Li facciamo tornare?


 Se la risposta la dovessero dare i sentimenti, sarebbe sì e subito. Tutti conosciamo qualche calabrese che si trova al Nord per studio o lavoro e altri casi, e di alcuni sappiamo, anche con nome, che stanno affrontando seri problemi. Uno studente che ha finito i soldi, e non paga l’affitto, e da casa non gliele possono mandare: ecco una fattispecie ben nota, e tutt’altro che immaginaria. Se torna al paese e a casa sua, in qualche modo ha un riparo, del cibo, dell’assistenza. Perciò, d’istinto, dico che devono tornare.

 Ma è ormai acclarato che il virus arrivò in Calabria proprio con l’ondata caotica di rientro, e piuttosto fuga, quando si cominciò a parlare di chiusura della Lombardia e territori contermini. Abbiamo visto gli assalti ai treni e agli autobus; ed è facile pensare che, appena arrivati in Calabria, non tutti abbiano rispettato la quarantena… e qualcuno ha ritenuto suo dovere fare visita ai parenti… E i parenti non sempre stavano a casa loro in paese… E mi fermo qui con le illazioni, che tanto vi verranno a mente da sole.

 E sappiamo che il Nord ha ancora un fortissimo numero di contagi.

 Sotto quest’altro aspetto, la dura posizione della presidente Santelli è ampiamente giustificata. La Calabria ha combattuto bene il contagio, e proprio con l’unico modo possibile: l’isolamento. Senza i tristi casi delle RSA, il numero dei contagiati e dei morti sarebbe, statisticamente, quasi irrilevante.

 Ebbene, che fare dei nostri conterranei costretti fuori Calabria? È opportuno aiutarli, ma è indispensabile evitare altre occasioni di caotico ingresso di massa del virus da fuori i limiti regionali.

 La soluzione, se c’è, non è di carattere universale e ugualitario, ma solo caso per caso. E i casi non sono affatto tutti uguali, ma molto diversi uno dall’altro. Perciò ogni singola persona interessata deve produrre domanda e credibile documentazione.

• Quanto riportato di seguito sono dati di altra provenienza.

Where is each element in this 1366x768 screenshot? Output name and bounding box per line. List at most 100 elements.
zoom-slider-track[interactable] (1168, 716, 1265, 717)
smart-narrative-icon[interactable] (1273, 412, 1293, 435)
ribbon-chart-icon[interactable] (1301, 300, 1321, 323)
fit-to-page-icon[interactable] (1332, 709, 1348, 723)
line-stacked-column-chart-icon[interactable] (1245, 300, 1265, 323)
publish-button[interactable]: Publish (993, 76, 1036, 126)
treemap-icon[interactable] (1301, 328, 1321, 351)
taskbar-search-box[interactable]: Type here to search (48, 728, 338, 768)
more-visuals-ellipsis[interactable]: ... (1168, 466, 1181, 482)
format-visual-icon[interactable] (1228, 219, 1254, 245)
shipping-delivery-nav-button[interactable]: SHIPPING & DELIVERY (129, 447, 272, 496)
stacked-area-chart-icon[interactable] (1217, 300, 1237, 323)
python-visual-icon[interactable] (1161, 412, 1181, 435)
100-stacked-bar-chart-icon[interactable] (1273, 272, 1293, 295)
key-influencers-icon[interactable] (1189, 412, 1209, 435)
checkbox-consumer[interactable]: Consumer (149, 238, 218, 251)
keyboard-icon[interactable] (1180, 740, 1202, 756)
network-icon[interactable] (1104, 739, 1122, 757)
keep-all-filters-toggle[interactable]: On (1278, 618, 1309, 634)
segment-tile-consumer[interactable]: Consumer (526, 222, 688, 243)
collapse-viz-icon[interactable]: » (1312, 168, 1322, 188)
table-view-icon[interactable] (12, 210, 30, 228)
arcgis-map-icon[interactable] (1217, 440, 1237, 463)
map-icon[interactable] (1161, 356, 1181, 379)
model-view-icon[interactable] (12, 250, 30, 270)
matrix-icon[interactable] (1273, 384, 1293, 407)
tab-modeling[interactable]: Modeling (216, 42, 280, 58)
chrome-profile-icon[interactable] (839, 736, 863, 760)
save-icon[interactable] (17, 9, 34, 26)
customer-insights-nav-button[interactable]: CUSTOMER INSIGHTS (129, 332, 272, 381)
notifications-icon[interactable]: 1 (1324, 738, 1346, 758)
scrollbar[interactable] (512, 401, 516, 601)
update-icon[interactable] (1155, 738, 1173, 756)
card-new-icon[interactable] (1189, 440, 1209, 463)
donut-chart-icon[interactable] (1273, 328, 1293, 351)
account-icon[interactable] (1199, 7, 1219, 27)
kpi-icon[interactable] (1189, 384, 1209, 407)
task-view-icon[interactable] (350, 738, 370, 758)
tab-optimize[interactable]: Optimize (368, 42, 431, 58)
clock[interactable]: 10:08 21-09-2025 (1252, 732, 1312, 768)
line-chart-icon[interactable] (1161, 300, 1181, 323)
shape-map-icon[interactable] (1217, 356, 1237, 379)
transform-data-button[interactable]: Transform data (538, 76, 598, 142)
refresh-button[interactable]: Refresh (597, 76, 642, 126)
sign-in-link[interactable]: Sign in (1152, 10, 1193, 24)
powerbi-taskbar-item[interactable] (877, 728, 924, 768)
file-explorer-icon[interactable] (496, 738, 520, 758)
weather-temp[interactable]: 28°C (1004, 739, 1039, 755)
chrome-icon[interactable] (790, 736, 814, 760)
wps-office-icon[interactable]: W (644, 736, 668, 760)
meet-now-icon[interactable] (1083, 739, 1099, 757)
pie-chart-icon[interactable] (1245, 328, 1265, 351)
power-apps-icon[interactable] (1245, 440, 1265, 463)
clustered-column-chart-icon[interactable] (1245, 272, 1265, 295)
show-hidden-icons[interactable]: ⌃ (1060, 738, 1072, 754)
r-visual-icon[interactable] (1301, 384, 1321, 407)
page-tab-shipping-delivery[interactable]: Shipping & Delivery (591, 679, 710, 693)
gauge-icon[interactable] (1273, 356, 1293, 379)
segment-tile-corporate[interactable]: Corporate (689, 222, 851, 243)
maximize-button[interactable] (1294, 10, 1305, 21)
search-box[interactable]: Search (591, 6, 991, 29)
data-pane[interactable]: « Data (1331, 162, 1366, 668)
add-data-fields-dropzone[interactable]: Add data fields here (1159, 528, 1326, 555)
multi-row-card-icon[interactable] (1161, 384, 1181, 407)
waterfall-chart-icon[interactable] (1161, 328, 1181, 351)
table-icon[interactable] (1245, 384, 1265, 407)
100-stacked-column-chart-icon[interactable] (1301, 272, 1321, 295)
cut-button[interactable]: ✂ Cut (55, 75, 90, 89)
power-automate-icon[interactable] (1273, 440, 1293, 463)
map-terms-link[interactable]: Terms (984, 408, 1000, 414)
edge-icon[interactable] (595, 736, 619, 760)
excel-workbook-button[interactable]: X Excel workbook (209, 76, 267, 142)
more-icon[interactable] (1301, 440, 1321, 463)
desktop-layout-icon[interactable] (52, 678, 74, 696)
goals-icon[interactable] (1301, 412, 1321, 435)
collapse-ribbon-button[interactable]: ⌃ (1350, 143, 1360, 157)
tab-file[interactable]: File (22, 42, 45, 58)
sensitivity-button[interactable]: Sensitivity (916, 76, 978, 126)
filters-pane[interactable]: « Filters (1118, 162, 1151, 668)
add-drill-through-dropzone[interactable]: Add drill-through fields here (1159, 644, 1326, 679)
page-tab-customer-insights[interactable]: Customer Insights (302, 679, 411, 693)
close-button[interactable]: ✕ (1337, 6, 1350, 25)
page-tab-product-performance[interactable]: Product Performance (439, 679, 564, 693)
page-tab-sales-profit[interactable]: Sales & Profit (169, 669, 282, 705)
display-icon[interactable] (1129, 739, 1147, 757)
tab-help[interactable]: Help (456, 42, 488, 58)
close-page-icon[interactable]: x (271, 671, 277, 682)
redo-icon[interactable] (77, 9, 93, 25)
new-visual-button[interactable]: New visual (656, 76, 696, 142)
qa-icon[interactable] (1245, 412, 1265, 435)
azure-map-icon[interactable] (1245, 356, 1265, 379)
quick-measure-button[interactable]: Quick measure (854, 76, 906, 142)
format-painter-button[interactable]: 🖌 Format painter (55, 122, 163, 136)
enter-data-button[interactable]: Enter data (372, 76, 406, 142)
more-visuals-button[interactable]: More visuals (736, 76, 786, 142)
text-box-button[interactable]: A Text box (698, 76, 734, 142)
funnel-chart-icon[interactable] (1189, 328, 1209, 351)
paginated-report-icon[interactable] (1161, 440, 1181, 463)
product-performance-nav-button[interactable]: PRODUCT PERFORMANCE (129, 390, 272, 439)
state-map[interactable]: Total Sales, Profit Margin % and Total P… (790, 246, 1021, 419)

 No dunque a un generale rientro; ma neppure assoluta chiusura, ma buon senso. Occorrerebbe un’organizzazione efficiente, con disciplina ferrea: un ufficio responsabile (se fossi pacchiano, direi task force con road map!!!), che prenda velocemente in esame ogni singola posizione, sia sul piano sanitario sia su quello economico-sociale; decida se sì o no; e se sì, come deve avvenire il rientro, con mezzi e orari ben precisi; e, se avviene, deve avvenire con quarantena obbligatoria, e senza la minima eccezione.

 Corollario importantissimo: chi produce istanza di rientro, deve allegare una dichiarazione di rinuncia a ogni ulteriore procedimento. Mi spiego meglio: se la faccenda finisce in mano a un TAR, alla Corte Costituzionale o alla Corte dei diritti e degli storti, finisce a Tana liberi tutti; e arrivano valanghe di coronavirus.